Akan tetapi, melalui persahabatan yang menaruh rasa saling percaya, yang didasarkan pada kasih pengorbanan Yesus, kita dapat memperoleh lebih dari sekadar dimengerti. Kita dapat bertumbuh. Algoritma ingin kita memercayai kebohongan bahwa keutuhan ditemukan dengan menyelami keinginan kita daripada dilepaskan darinya. Algoritma ingin kita percaya bahwa yang paling kita butuhkan adalah dimengerti. Yang benar adalah kita perlu dimengerti dan bertumbuh.

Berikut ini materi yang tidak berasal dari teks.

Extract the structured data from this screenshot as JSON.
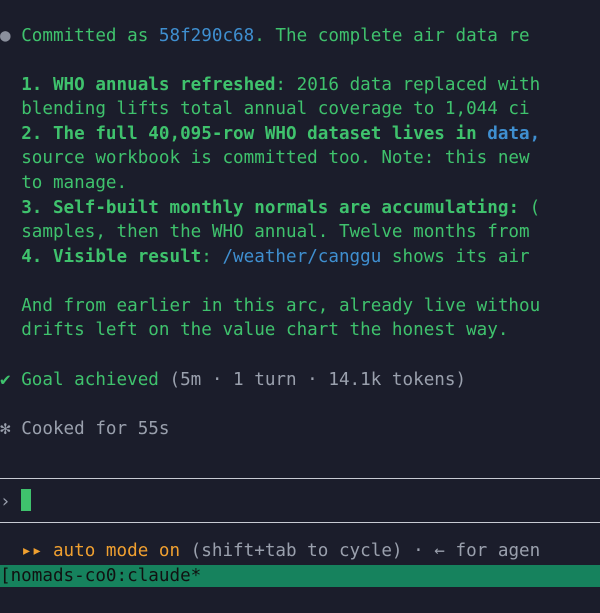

Jangan tertipu oleh keintiman dan janji palsu algoritma. Carilah keintiman yang nyata dengan teman dan keluarga yang sejati. Jangan biarkan algoritma membentuk hati Anda dan mencuri ibadah Anda. Habiskan lebih sedikit waktu untuk menggulir dan mengklik tanpa tujuan sehingga Anda menjadi waspada terhadap apa pun yang ingin ditunjukkan oleh algoritma kepada Anda. Gunakan lebih banyak waktu untuk dengan sengaja mencari Allah di dalam doa, studi Alkitab, dan penyembahan.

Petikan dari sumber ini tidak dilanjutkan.